Gremillion, a graduate research assistant from Waco, Texas, was chosen among awardees from 55 universities across the country to conduct research at one of 14 national laboratories as a part of the Department of Energy’s Office of Science Graduate Student Research Program. Gremillion will be working at Argonne National Laboratory in Lemont, Illinois.

“It’s a great honor to be able to work for a national lab during my graduate studies,” he said. “Because the career field is so small, it's really hard to get specialized training. Therefore, I’m extremely thankful to be working with Richard Wilson, a chemist at Argonne, who specializes in radiochemistry and synthetic inorganic chemistry. I'll benefit a lot from his expertise.”

Finding his place in the periodic table

Near the beginning of his college experience, while at St. Edward’s University, Gremillion wanted to be a medical doctor. Yet, after spending some time in an emergency room, he realized that it wasn’t the career for him. His interest in biochemistry and the formulation of medications led him to change his major from biology and pursue his passion through a degree in chemistry.

Gremillion specialized in bioinorganic chemistry employing heavy metals such as nickel and zinc. But he wanted to expand his horizons while searching for graduate schools. So, he started looking at the elements at the bottom of the periodic table, including thorium, uranium, neptunium and plutonium. At the same time, discussions on various environmental issues were gaining traction in the public realm.

“I began getting interested in alternative energy sources, and nuclear energy is one of them,” Gremillion said. “So, I combined my love for inorganic chemistry with trying to make at least some small difference on the broader energy landscape.”

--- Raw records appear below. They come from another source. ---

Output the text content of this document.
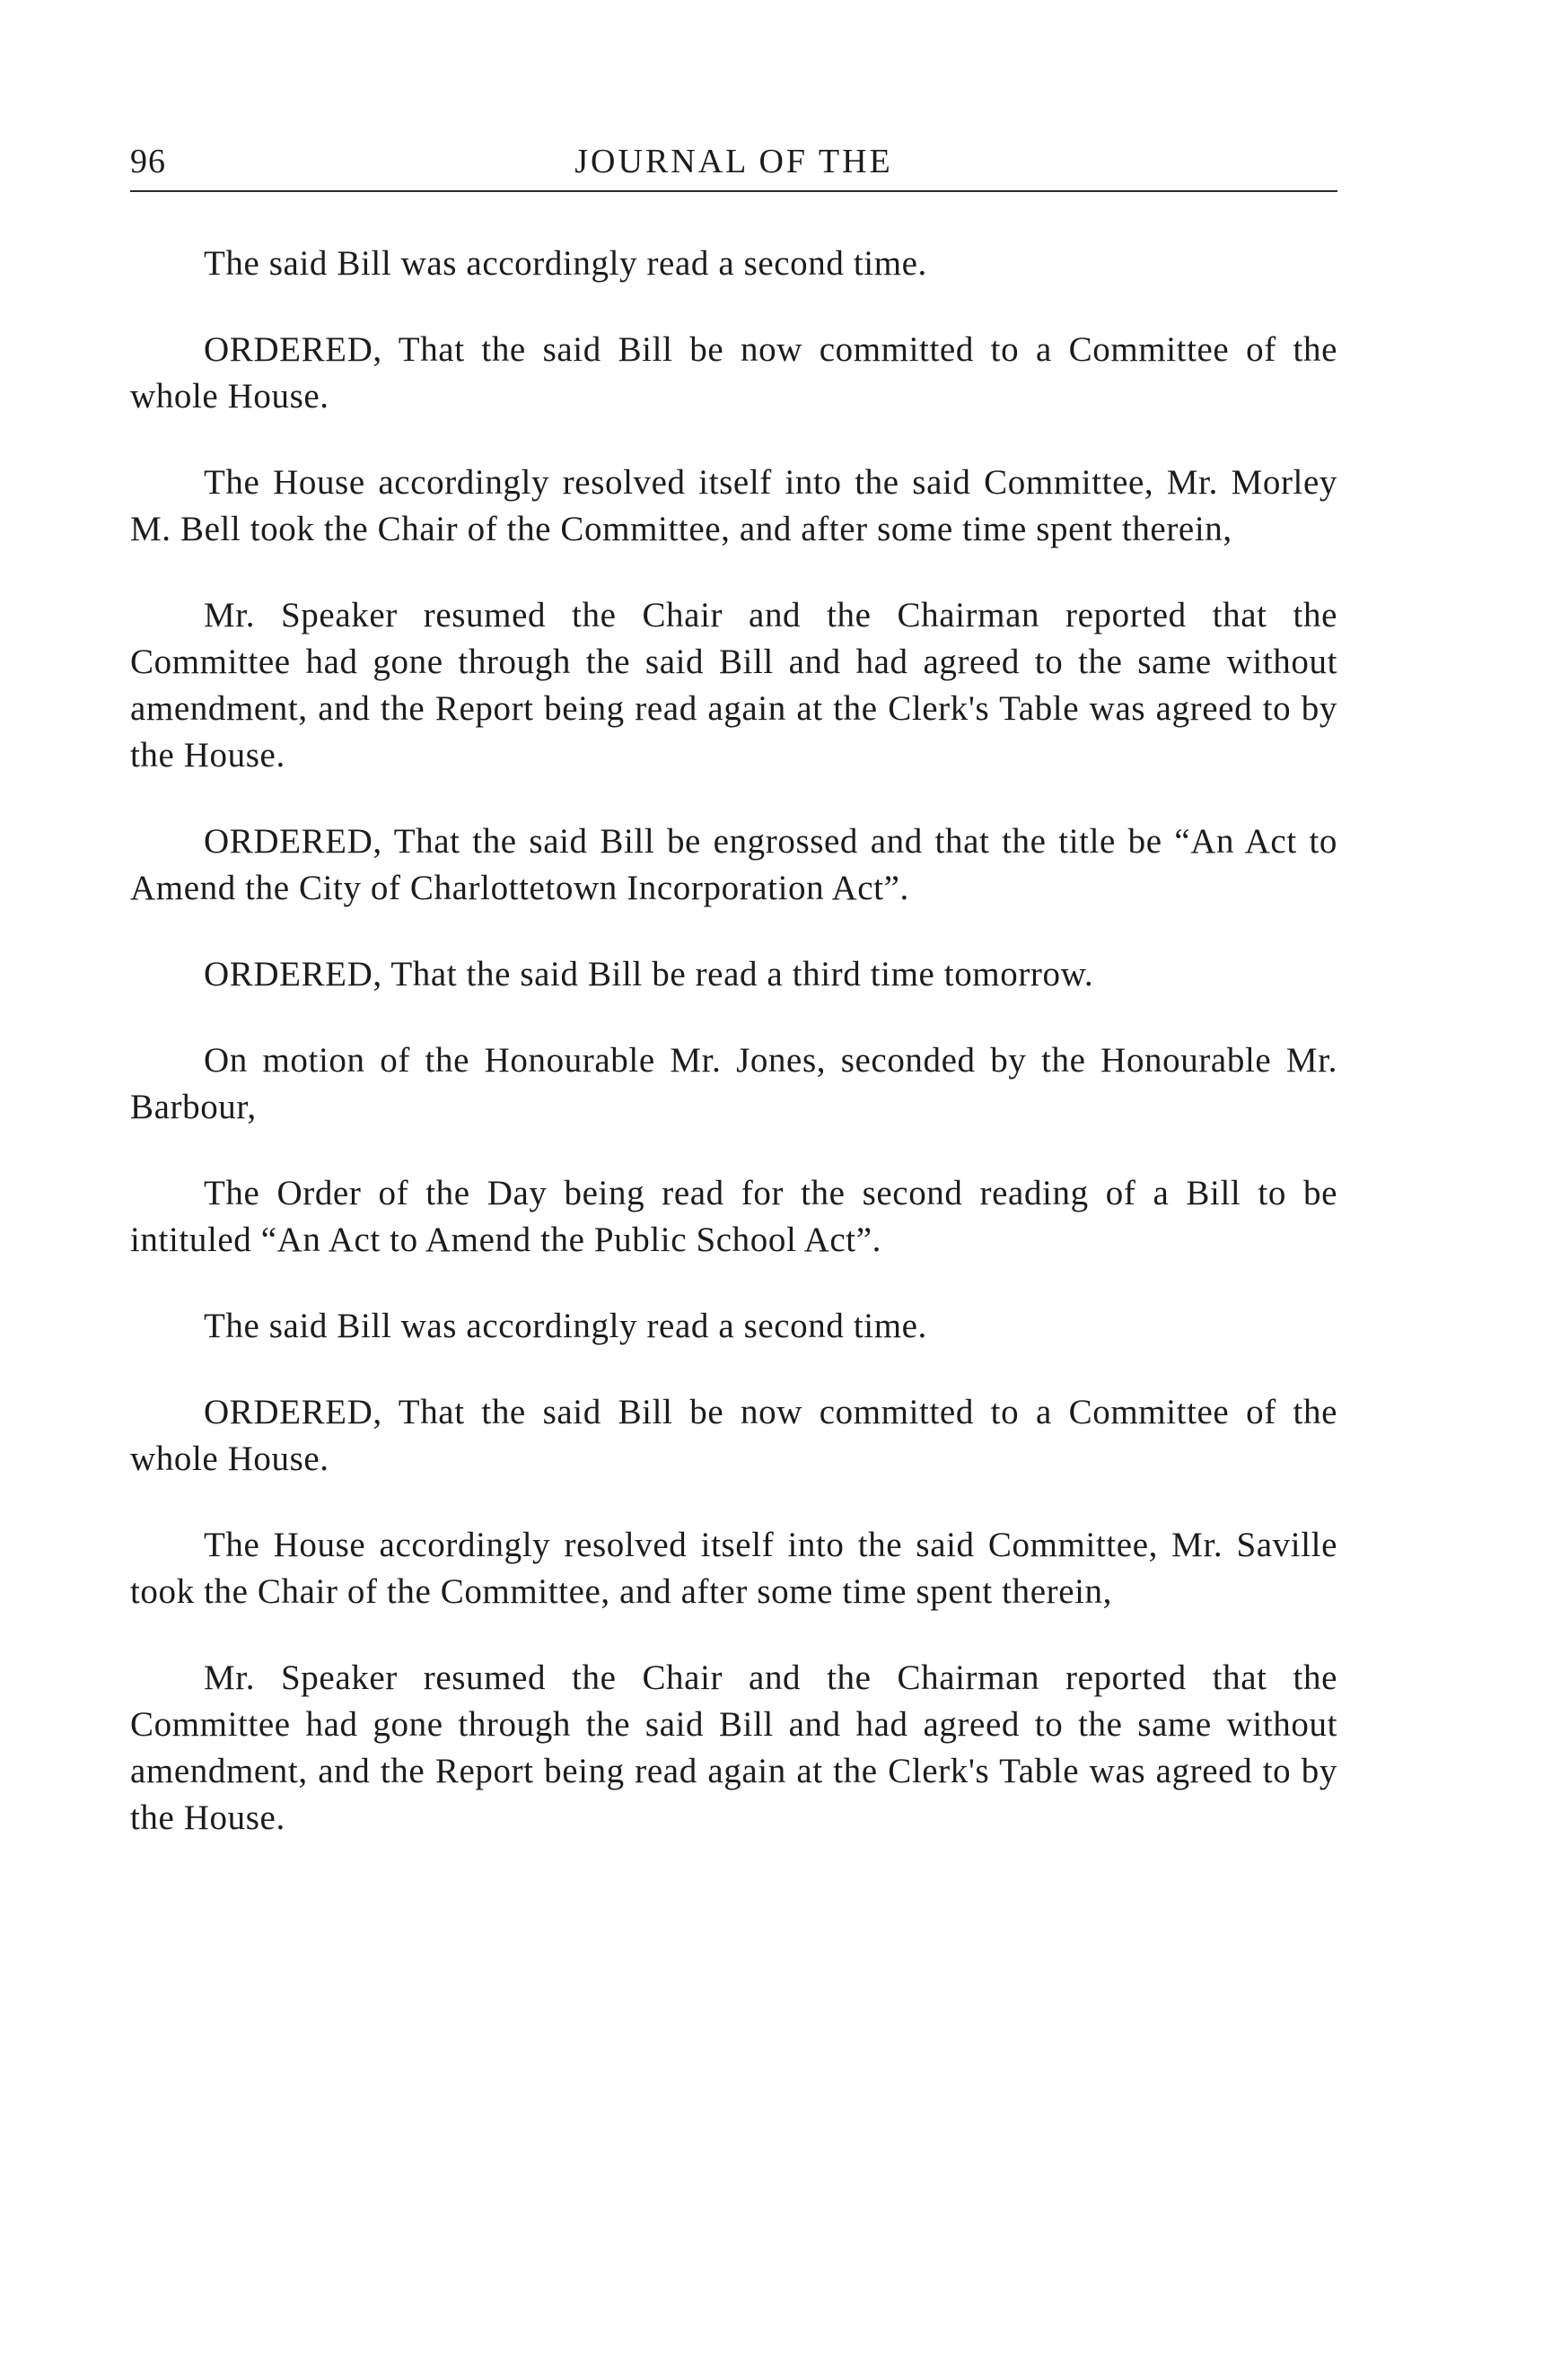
96	JOURNAL OF THE

The said Bill was accordingly read a second time.

ORDERED, That the said Bill be now committed to a Committee of the whole House.

The House accordingly resolved itself into the said Committee, Mr. Morley M. Bell took the Chair of the Committee, and after some time spent therein,

Mr. Speaker resumed the Chair and the Chairman reported that the Committee had gone through the said Bill and had agreed to the same without amendment, and the Report being read again at the Clerk's Table was agreed to by the House.

ORDERED, That the said Bill be engrossed and that the title be “An Act to Amend the City of Charlottetown Incorporation Act”.

ORDERED, That the said Bill be read a third time tomorrow.

On motion of the Honourable Mr. Jones, seconded by the Honourable Mr. Barbour,

The Order of the Day being read for the second reading of a Bill to be intituled “An Act to Amend the Public School Act”.

The said Bill was accordingly read a second time.

ORDERED, That the said Bill be now committed to a Committee of the whole House.

The House accordingly resolved itself into the said Committee, Mr. Saville took the Chair of the Committee, and after some time spent therein,

Mr. Speaker resumed the Chair and the Chairman reported that the Committee had gone through the said Bill and had agreed to the same without amendment, and the Report being read again at the Clerk's Table was agreed to by the House.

As Gremillion did his research on graduate schools, one option stood out — Mizzou.

Specifically, Justin Walensky was someone whose work Gremillion admired. One visit to Mizzou to meet Walensky was all Gremillion needed to solidify his decision. Now, Walensky is Gremillion’s doctoral advisor, and he helped Gremillion apply to the DOE’s graduate student research program.

“Seventy percent of why I came to Mizzou was for the research opportunities,” Gremillion said. “The remaining 30% was finding the right person to work with for five years, because it's a pretty close relationship. You really have to get along with that person.”

Repurposing nuclear waste

Nuclear energy is more affordable in comparison to other renewable energy sources, including wind and solar, yet a common byproduct is nuclear waste, which is hazardous due to its radioactivity. Beyond its toxicity, the waste has a potential shelf life of millions of years.

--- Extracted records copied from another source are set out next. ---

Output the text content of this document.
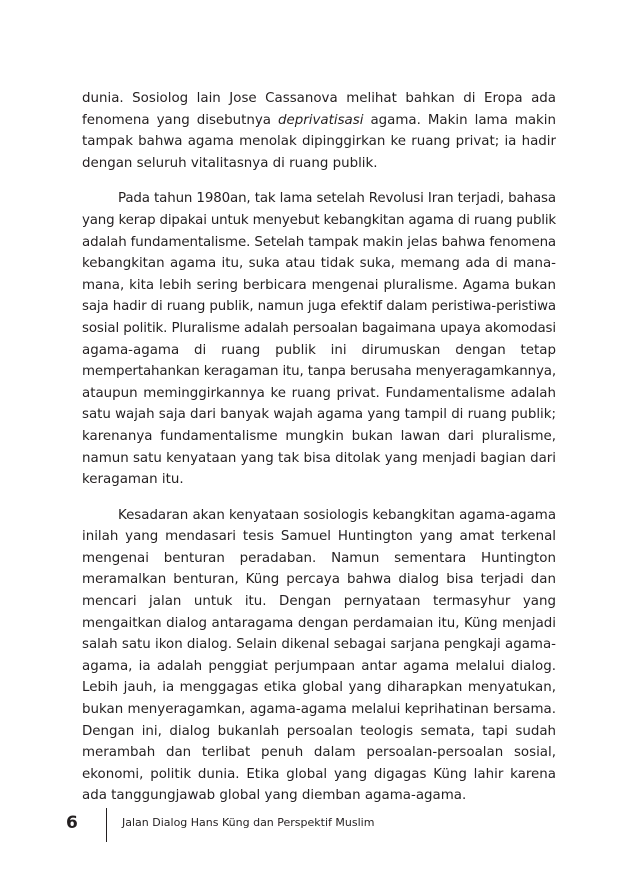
dunia. Sosiolog lain Jose Cassanova melihat bahkan di Eropa ada
fenomena yang disebutnya deprivatisasi agama. Makin lama makin
tampak bahwa agama menolak dipinggirkan ke ruang privat; ia hadir
dengan seluruh vitalitasnya di ruang publik.
Pada tahun 1980an, tak lama setelah Revolusi Iran terjadi, bahasa
yang kerap dipakai untuk menyebut kebangkitan agama di ruang publik
adalah fundamentalisme. Setelah tampak makin jelas bahwa fenomena
kebangkitan agama itu, suka atau tidak suka, memang ada di mana-
mana, kita lebih sering berbicara mengenai pluralisme. Agama bukan
saja hadir di ruang publik, namun juga efektif dalam peristiwa-peristiwa
sosial politik. Pluralisme adalah persoalan bagaimana upaya akomodasi
agama-agama di ruang publik ini dirumuskan dengan tetap
mempertahankan keragaman itu, tanpa berusaha menyeragamkannya,
ataupun meminggirkannya ke ruang privat. Fundamentalisme adalah
satu wajah saja dari banyak wajah agama yang tampil di ruang publik;
karenanya fundamentalisme mungkin bukan lawan dari pluralisme,
namun satu kenyataan yang tak bisa ditolak yang menjadi bagian dari
keragaman itu.
Kesadaran akan kenyataan sosiologis kebangkitan agama-agama
inilah yang mendasari tesis Samuel Huntington yang amat terkenal
mengenai benturan peradaban. Namun sementara Huntington
meramalkan benturan, Küng percaya bahwa dialog bisa terjadi dan
mencari jalan untuk itu. Dengan pernyataan termasyhur yang
mengaitkan dialog antaragama dengan perdamaian itu, Küng menjadi
salah satu ikon dialog. Selain dikenal sebagai sarjana pengkaji agama-
agama, ia adalah penggiat perjumpaan antar agama melalui dialog.
Lebih jauh, ia menggagas etika global yang diharapkan menyatukan,
bukan menyeragamkan, agama-agama melalui keprihatinan bersama.
Dengan ini, dialog bukanlah persoalan teologis semata, tapi sudah
merambah dan terlibat penuh dalam persoalan-persoalan sosial,
ekonomi, politik dunia. Etika global yang digagas Küng lahir karena
ada tanggungjawab global yang diemban agama-agama.
6	Jalan Dialog Hans Küng dan Perspektif Muslim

While he’s at Argonne, Gremillion will be able to work with plutonium. He’s interested in plutonium because it appears in high-level nuclear waste. Figuring out how it can be salvaged and reprocessed will be a key component in the endeavor to close the nuclear waste cycle. In addition, plutonium is of great importance to national nuclear stockpile stewardship due to its presence in the nuclear arsenal.

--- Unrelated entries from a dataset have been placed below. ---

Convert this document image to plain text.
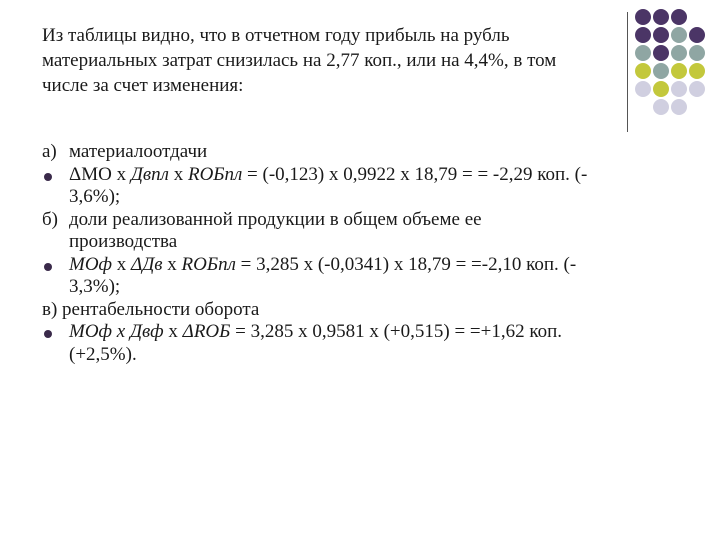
Из таблицы видно, что в отчетном году прибыль на рубль материальных затрат снизилась на 2,77 коп., или на 4,4%, в том числе за счет изменения:
а) материалоотдачи
ΔМО х Двпл х RОБпл = (-0,123) х 0,9922 х 18,79 = = -2,29 коп. (-
3,6%);
б) доли реализованной продукции в общем объеме ее
производства
МОф х ΔДв х RОБпл = 3,285 х (-0,0341) х 18,79 = =-2,10 коп. (-
3,3%);
в) рентабельности оборота
МОф х Двф х ΔRОБ = 3,285 х 0,9581 х (+0,515) = =+1,62 коп.
(+2,5%).
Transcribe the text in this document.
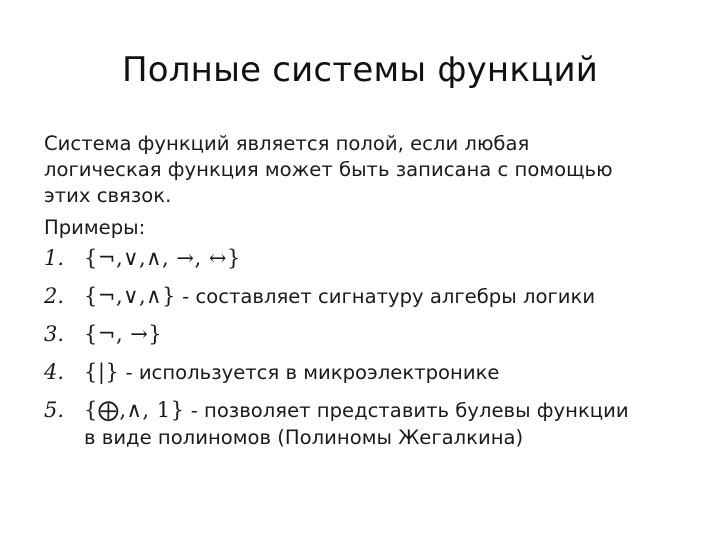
Полные системы функций
Система функций является полой, если любая
логическая функция может быть записана с помощью
этих связок.
Примеры:
1. {¬,∨,∧, →, ↔}
2. {¬,∨,∧} - составляет сигнатуру алгебры логики
3. {¬, →}
4. {|} - используется в микроэлектронике
5. {⨁,∧, 1} - позволяет представить булевы функции
в виде полиномов (Полиномы Жегалкина)
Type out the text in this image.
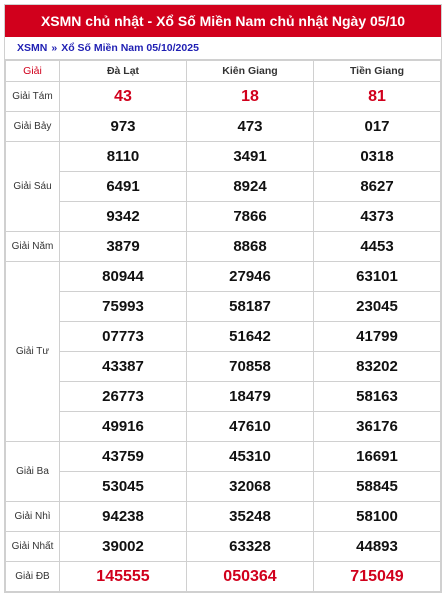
XSMN chủ nhật - Xổ Số Miền Nam chủ nhật Ngày 05/10
XSMN » Xổ Số Miền Nam 05/10/2025
Giải	Đà Lạt	Kiên Giang	Tiền Giang
Giải Tám	43	18	81
Giải Bảy	973	473	017
Giải Sáu	8110	3491	0318
	6491	8924	8627
	9342	7866	4373
Giải Năm	3879	8868	4453
Giải Tư	80944	27946	63101
	75993	58187	23045
	07773	51642	41799
	43387	70858	83202
	26773	18479	58163
	49916	47610	36176
Giải Ba	43759	45310	16691
	53045	32068	58845
Giải Nhì	94238	35248	58100
Giải Nhất	39002	63328	44893
Giải ĐB	145555	050364	715049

Currently, Gremillion works with neptunium, a radioactive element, to observe how the metal reacts to the presence of different molecules. Some molecules might make alter the metal’s magnetic susceptibility or make it easier to crystallize or electrochemically separate. He documents these reactions to learn which molecules are best for separating elements from nuclear waste, so that these recovered elements can then be repurposed into additional energy sources.

Gremillion finds his work important especially for developing countries in which paying for large solar and wind farms isn’t a feasible option. Developing nuclear energy sources can be significantly more affordable. Uranium, for example, can be extracted from seawater.

“Maybe in the generation after me, or the one after that, this work will build a backbone for creating a completely closed cycle and a renewable source of energy in which we won't have to worry about the radioactive pollution,” Gremillion said. “That's where I see my work making the most difference.”